Se afastar foi o que restou: sobre a dor silenciosa da tendência antissocial
- Wallyson Pereira dos Reis
- 15 de abr.
- 3 min de leitura
Autor: Psicanalista Wallyson Reis

Existe um tipo de dor que não se expressa em lágrimas nem em palavras. Uma dor que aparece em silêncio, no sumiço, na raiva súbita, na apatia — ou até na insistência de estar só. Essa dor, para Winnicott, pode estar ligada ao que ele chama de tendência antissocial.
Mas é importante dizer desde já: essa "tendência" não é sobre maldade, desvio ou falta de caráter. É sobre um pedido. Um grito silencioso.
“A tendência antissocial expressa uma esperança, que é a de que o ambiente perdido será reencontrado e restaurado”— D. W. Winnicott, A tendência antissocial, 1983¹
A pessoa que parece não querer estar com ninguém, na verdade, talvez só esteja gritando por um tipo de presença que lhe faltou — e que ainda espera reencontrar.
O outro como ameaça? Ou como possibilidade?
Muitas vezes confundimos o contato com o outro como uma espécie de risco: “se me aproximo, posso me machucar”, “se me abro, posso ser rejeitado”. E isso pode ser real, sim. Mas não é tudo. O outro não é só ameaça.
O outro também é possibilidade. De espelho, de troca, de afeto. De transformação.
A construção da saúde mental não é um processo isolado. Ela se dá na relação — e não apenas no sentido romântico ou familiar. Ela se dá no encontro cotidiano, nos vínculos, nas presenças. É no olhar do outro que, muitas vezes, conseguimos nos ver melhor. É na escuta que encontramos palavras para coisas que antes pareciam apenas angústia solta.
Não se trata de dependência. Trata-se de reconhecer que somos feitos de relação. O outro não é muleta — é horizonte. Um objetivo relacional.
“É na experiência de ser sentido como real por um outro que começamos a habitar o nosso próprio corpo.”— Lucas Veiga, Performance e Clínica, 2021²
Performance como presença viva
Performance, aqui, não como encenação ou falsidade. Mas como presença. Como afirma Lucas Veiga, performar pode ser justamente o contrário de fingir: pode ser um ato radical de existência.

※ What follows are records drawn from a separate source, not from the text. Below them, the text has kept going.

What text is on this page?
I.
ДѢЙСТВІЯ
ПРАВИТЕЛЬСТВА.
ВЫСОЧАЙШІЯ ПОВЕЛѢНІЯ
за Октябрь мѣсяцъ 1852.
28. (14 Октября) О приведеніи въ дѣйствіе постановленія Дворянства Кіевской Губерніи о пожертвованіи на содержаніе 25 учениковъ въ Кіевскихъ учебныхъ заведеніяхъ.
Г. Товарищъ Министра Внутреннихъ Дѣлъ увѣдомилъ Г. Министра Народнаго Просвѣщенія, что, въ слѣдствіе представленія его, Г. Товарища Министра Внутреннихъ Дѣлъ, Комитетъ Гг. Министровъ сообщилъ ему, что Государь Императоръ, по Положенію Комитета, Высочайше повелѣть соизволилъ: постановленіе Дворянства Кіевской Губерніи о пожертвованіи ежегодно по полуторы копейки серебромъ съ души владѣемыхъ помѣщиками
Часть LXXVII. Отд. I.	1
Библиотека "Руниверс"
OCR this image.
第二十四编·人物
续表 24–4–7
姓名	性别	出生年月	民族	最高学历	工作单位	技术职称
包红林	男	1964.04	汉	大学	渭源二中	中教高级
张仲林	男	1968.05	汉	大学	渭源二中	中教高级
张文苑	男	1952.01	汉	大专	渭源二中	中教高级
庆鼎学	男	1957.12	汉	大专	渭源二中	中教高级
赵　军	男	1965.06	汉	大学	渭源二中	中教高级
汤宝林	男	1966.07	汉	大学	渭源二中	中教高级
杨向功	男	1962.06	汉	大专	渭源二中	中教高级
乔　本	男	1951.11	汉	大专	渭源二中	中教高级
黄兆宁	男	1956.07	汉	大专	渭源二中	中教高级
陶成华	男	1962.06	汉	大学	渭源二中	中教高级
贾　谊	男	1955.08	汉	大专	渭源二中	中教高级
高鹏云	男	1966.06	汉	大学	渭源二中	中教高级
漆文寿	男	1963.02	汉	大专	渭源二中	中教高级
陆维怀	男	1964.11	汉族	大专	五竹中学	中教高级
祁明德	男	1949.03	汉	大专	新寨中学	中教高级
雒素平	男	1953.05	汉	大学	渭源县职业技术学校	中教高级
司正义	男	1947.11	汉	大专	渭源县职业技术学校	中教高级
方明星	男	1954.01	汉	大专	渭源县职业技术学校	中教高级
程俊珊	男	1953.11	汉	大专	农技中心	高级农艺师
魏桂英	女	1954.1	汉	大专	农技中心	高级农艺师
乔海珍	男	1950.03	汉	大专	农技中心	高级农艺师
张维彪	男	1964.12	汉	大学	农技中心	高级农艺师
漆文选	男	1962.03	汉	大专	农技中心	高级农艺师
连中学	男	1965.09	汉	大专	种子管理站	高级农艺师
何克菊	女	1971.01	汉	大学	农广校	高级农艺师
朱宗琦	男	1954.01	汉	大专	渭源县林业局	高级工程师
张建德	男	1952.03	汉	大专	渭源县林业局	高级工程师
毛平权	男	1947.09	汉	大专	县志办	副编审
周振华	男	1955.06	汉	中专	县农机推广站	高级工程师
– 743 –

Estar com o outro, então, é também um gesto performático — no sentido de presença viva. É no encontro que a subjetividade se mostra em ato. E mais ainda: se transforma. O que nos cura, às vezes, não é o que dizemos, mas o que alguém sustenta com a gente.
Estética relacional: o que criamos juntos
O curador e teórico francês Nicolas Bourriaud cunhou o conceito de estética relacional para falar da arte que não está no objeto, mas na experiência entre pessoas. É uma estética do vínculo. Do encontro como criação.
“A arte relacional considera a inter-humana como seu horizonte teórico e prático: o conjunto das relações humanas e seu contexto social”— Nicolas Bourriaud, Estética Relacional, 2009³
Essa ideia também pode ser aplicada à vida psíquica. Há uma estética em cada encontro verdadeiro. Há forma e conteúdo nas relações que criamos.
E é nesse sentido que a clínica psicanalítica, longe de ser uma análise fria e solitária, pode ser um lugar de criação relacional. Não um conserto. Uma invenção. Um reinício.
Um convite para o início
Se você sente que está sempre se afastando, que a presença dos outros pesa ou que algo em você se esconde mesmo quando tudo parece bem — talvez não seja só “seu jeito”. Talvez seja o eco de algo que não foi dito, não foi vivido, não foi acolhido.
Este texto é um convite. A estar. A se escutar. A construir uma presença sua — com o outro.Não para depender. Mas para viver com. Para ser com.
Porque no fim, como dizia Winnicott, “é o encontro que cura”.
Referências
Winnicott, D. W. A tendência antissocial. In: O ambiente e os processos de maturação. Porto Alegre: Artmed, 1983.
Veiga, Lucas Bulamah. Performance e clínica: política da presença. São Paulo: n-1 edições, 2021.
Bourriaud, Nicolas. Estética relacional. São Paulo: Martins Fontes, 2009.